В школе он тоже попробовал поплевать под ноги одноклассникам, но они только обрадовались, закричали по-русски: «Князь, князь, лицом в грязь!», подняли «его сиятельство» на руки, вынесли в сад и бросили в крапиву. Эти поповские сынки в грош не ставили дворянское происхождение. Единственное, чем можно было удивить их, — знаниями, единственное, чему они подчинялись, — физической силе.
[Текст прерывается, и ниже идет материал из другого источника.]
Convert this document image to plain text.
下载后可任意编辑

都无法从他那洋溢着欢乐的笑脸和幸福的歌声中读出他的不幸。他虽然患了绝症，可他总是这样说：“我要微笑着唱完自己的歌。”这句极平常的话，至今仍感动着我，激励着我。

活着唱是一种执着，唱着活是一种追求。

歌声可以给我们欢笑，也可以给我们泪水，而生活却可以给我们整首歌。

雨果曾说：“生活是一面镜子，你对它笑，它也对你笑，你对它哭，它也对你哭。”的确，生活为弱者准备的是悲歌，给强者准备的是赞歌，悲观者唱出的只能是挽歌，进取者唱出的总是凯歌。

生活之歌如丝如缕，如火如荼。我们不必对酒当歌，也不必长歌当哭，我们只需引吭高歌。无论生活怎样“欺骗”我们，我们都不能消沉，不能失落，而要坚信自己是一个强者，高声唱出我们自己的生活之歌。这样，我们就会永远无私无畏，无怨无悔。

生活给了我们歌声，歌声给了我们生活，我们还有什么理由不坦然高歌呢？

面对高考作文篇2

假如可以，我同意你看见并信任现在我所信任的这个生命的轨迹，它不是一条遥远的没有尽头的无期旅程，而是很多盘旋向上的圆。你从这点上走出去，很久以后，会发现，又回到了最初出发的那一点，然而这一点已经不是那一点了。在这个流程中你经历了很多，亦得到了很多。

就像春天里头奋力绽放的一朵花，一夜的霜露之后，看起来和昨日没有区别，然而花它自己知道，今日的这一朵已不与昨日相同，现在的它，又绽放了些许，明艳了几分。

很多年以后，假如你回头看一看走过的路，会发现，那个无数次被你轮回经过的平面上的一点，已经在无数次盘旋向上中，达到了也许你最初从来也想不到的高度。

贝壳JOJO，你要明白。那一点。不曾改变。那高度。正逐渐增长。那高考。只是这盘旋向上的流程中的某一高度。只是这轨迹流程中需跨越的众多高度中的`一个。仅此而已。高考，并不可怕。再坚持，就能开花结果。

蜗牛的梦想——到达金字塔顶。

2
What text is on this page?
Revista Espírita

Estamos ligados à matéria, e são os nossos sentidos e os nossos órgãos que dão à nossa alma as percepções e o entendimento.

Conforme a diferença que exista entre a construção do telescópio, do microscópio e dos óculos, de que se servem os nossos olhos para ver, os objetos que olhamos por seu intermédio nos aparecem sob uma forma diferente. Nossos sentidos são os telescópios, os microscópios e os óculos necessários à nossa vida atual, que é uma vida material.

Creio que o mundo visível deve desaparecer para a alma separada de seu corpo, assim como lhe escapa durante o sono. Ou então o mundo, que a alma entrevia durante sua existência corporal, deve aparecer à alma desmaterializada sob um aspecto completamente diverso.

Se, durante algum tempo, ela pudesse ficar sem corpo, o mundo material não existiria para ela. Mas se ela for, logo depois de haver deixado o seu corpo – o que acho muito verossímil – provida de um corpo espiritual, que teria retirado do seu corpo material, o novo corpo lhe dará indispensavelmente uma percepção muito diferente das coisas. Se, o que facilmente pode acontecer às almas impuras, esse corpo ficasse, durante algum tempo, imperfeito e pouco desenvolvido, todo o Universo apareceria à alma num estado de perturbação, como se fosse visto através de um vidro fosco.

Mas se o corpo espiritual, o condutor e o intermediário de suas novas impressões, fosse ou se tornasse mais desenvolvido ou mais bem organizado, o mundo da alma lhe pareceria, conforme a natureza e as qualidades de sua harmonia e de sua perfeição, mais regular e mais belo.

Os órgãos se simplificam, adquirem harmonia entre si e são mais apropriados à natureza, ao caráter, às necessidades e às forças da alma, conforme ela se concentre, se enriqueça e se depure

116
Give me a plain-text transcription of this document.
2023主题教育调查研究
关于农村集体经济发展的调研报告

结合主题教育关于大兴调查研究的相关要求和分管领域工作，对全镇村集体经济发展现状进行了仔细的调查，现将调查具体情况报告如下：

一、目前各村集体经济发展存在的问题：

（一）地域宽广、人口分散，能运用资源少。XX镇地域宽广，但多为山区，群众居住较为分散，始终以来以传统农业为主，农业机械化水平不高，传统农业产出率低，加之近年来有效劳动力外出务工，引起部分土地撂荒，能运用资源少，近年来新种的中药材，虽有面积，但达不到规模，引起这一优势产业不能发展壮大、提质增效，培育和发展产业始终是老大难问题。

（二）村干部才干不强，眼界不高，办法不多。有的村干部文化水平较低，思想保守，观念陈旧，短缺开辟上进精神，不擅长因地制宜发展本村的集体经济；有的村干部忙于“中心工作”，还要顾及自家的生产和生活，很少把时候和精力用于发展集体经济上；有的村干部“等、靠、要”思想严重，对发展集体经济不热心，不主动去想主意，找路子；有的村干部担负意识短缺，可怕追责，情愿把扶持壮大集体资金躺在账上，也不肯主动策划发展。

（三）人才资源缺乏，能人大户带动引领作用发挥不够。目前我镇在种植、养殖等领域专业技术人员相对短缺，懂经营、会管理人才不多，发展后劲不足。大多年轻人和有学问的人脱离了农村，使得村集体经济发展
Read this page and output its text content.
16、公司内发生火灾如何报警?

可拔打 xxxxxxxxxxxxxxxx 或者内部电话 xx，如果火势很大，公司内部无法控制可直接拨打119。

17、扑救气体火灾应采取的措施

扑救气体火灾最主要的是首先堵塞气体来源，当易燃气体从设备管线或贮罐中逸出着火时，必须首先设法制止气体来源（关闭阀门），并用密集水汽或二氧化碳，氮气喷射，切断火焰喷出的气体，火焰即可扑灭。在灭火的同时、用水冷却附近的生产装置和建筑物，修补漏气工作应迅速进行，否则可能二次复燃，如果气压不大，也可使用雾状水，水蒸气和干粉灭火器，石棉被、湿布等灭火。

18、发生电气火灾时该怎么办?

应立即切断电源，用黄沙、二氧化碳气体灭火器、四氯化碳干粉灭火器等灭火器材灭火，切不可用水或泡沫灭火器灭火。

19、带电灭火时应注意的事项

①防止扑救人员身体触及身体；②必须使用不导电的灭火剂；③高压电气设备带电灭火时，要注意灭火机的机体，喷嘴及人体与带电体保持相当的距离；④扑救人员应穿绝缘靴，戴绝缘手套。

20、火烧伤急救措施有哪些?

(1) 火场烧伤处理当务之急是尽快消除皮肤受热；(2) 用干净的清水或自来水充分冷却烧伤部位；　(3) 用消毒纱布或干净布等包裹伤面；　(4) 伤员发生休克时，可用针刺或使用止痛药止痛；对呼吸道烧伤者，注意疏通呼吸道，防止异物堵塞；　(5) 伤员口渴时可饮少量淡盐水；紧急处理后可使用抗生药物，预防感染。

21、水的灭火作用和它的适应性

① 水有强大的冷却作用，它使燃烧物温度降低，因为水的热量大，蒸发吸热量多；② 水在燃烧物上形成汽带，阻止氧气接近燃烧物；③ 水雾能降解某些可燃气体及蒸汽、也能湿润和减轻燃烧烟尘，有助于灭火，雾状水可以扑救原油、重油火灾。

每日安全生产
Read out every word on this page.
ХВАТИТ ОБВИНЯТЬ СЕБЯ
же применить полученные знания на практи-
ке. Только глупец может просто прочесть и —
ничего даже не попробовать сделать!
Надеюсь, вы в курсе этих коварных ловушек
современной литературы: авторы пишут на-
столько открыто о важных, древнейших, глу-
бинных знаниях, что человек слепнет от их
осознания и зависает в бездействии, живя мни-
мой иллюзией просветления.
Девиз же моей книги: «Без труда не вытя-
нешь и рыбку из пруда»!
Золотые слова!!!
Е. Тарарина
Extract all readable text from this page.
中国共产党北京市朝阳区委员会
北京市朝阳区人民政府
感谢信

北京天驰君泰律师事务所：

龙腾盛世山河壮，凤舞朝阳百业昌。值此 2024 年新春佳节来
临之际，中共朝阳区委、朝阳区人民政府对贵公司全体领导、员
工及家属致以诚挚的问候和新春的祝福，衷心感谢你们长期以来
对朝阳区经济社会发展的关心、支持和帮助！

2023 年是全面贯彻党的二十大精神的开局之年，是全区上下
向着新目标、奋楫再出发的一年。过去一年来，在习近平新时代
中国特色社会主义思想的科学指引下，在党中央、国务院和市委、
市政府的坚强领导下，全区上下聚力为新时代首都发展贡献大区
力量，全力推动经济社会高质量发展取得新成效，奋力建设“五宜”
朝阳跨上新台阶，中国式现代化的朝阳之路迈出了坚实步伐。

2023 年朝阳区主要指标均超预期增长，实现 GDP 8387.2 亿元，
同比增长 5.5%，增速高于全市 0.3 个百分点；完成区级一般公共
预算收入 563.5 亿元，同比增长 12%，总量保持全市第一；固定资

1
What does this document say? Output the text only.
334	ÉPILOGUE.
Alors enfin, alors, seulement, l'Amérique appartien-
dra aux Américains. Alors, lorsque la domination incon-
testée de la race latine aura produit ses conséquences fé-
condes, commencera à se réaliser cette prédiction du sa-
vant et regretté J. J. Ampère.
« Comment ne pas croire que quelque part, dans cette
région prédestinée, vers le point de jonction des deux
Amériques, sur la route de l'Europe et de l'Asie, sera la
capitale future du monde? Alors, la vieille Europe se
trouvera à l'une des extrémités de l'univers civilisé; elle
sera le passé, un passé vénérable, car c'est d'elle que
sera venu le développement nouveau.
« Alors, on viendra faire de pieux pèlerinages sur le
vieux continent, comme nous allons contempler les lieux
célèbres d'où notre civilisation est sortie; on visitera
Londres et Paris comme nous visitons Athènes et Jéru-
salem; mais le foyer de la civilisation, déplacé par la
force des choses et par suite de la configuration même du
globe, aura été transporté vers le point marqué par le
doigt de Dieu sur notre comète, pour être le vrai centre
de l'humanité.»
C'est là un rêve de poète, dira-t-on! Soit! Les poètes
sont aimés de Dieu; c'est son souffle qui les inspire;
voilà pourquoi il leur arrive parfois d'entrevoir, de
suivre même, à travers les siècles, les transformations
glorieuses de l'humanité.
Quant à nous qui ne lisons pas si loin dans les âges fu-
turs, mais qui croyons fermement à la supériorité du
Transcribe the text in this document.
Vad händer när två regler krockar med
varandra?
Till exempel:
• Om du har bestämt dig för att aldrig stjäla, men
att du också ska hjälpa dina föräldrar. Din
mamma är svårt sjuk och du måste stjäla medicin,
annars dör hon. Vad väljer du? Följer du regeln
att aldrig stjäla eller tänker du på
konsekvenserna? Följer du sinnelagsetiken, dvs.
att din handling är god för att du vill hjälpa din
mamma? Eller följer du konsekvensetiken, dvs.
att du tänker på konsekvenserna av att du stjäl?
Хотя он умел и не боялся драться, но многие были сильнее его, и для всех он был «горбун» и «лицом в грязь». Память у него оказалась редкой, он запоминал наизусть десятки страниц, только раз прочитав книгу, и скоро стал получать высшие баллы по всем предметам, кроме пения, — слуха и голоса у него не обнаружилось. Заметь одноклассники, что он зубрит, ничего не изменилось бы, но то, что он занимался не больше других, а запоминал все, вызывало зависть и уважение. Учителя тоже выделяли его, даже хвастались способным учеником при посещении школы попечителем и инспекцией. И все же то одноклассники, то учителя нет-нет, да посматривали с усмешкой или жалостью на его горб, так ему казалось. Это приводило Темура в бешенство. В один из припадков ярости он швырнул миску с горячим супом в лицо отцу-эконому. Темура исключили перед самым окончанием школы, дорога в духовное училище и в семинарию закрылась. Мать хотела снова пойти к князю, но Темур не разрешил ей. Несколько раз Темур видел князя на улице, он ехал в экипаже с двумя детьми — мальчиком в бархатном костюмчике и хорошенькой девочкой. За то, что они ехали в экипаже и были нарядно одеты, их нельзя было не возненавидеть. Мир омерзительно устроен!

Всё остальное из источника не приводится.